1759554 - remove django-cache-memoize

Will Kahn-Greene [:willkg] ET needinfo? me

Reporter

Description

•

4 years ago

Python has a memoization decorator that you can use to wrap a function and it caches arguments -> return value. Future calls of the function will pull from the cache.

Tecken uses a cache_memoize decorator that does roughly the same thing, except that it uses Django's caching system so calls are cached across the cluster.

It kind of looks like that library is unmaintained now. Further, I claim that the caching is being done in the wrong place. Instead of it being done in download/upload code, it should be done in the storage code. Each storage item should be in charge of its own caching.

One big advantage to this is that it makes it much easier to invalidate the correct cache when the need arises.

Will Kahn-Greene [:willkg] ET needinfo? me

Reporter

Updated

•

3 years ago

Blocks: 1564452

Will Kahn-Greene [:willkg] ET needinfo? me

Reporter

Updated

•

2 years ago

Blocks: 1687804

Will Kahn-Greene [:willkg] ET needinfo? me

Reporter

Comment 1

•

2 years ago

Grabbing this because it blocks refactoring the object storage interface.

Assignee: nobody → willkg

Status: NEW → ASSIGNED

Will Kahn-Greene [:willkg] ET needinfo? me

Reporter

Comment 2

•

2 years ago

Bug 1564452 will cover redoing the storage API layer. If that work drops this, then that's cool, but this doesn't need to block that bug. Further, I'm not going to work on it any time soon, so I'm unassigning myself.

Assignee: willkg → nobody

No longer blocks: 1564452

Status: ASSIGNED → NEW

Bianca Danforth [:bdanforth]

Assignee

Updated

•

2 years ago

Assignee: nobody → bdanforth

Bianca Danforth [:bdanforth]

Assignee

Comment 3

•

2 years ago

•

Edited

:willkg: I paired with Sven on this earlier this morning, and we have a proposal given our findings thus far that we'd like to get your opinion on. What do you think about the options below and the recommendation?

TL;DR For various reasons, the built-in lru_cache from functools is not a good replacement for the django_cache_memoize library. Can we instead forgo caching entirely in this case to simplify the code and infrastructure (i.e. removing Redis)? We estimate an average increase of about 30ms per download request roundtrip (which is typically on the order of hundreds of ms)[1].

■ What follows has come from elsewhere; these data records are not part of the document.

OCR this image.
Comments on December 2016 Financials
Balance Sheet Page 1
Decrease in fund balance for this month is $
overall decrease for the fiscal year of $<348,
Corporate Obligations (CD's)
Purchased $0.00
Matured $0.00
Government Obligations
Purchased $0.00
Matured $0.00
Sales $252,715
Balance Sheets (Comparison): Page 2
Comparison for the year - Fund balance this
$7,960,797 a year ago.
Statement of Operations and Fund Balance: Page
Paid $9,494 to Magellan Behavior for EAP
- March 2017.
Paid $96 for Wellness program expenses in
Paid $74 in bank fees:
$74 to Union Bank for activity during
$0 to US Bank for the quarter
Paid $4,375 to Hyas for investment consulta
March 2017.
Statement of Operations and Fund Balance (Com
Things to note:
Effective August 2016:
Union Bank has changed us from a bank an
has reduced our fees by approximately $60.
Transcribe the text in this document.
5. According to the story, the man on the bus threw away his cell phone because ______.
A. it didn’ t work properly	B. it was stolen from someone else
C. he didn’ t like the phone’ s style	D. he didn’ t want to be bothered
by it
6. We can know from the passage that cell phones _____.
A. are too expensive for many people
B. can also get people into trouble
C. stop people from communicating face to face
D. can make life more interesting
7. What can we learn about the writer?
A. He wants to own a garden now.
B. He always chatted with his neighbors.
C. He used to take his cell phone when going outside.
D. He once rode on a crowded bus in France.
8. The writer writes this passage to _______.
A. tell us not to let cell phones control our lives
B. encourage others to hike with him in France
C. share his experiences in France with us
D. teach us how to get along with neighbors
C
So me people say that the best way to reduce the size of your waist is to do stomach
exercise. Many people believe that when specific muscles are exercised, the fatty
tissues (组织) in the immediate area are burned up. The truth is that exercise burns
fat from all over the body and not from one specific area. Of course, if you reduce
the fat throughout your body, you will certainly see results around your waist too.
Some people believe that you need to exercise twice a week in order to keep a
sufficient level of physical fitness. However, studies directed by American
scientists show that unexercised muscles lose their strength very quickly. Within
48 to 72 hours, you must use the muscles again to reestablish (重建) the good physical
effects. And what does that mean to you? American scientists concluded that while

Why one cannot simply replace `cache_memoize` with `lru_cache`

cache_memoize uses the Django cache layer with a Redis backend, which is shared across Tecken instances. By contrast, lru_cache is an in-memory cache that is per-instance. This means we would have less caching overall as the same request isn't guaranteed to go to the same instance. Currently about 75% of requests are cache hits[2].
Currently, we cache everything for 6 hours and invalidate individual keys on file upload[3]. lru_cache does not provide a way to invalidate a single item from the cache. You can only specify the max_size (i.e. the max number of items in the cache) and clear the entire cache.

Options

Option 1: Remove caching entirely

PROs

Removes unmaintained library
Less complexity in the code
Less complexity in our infrastructure (we could remove Redis)
No need for cache hit/cache miss metrics

CONs

Download requests are ~30ms slower

Option 2: Replace `cache_memoize` with Python `lru_cache`

PROs

Removes unmaintained library
Some caching still occurs
Less complexity in our infrastructure (we could remove Redis)

CONs

Less caching than before as a per-instance cache
No control over how long items are cached for
Cannot invalidate an individual item
No cache hit/cache miss metrics out of the box

Option 3: Write our own wrapper around `django_redis.cache.RedisCache`

PROs

Removes unmaintained library
Same level of caching as before

CONs

Need to write/maintain our own wrapper code
No cache hit/cache miss metrics out of the box

Recommendation: Option 1

The simplest solution is to remove the library without replacement. Tecken will be idle and download requests will be slightly longer, but we could remove this code, all the Redis infrastructure code, any cache monitoring panels/alerts and any further maintenance burden.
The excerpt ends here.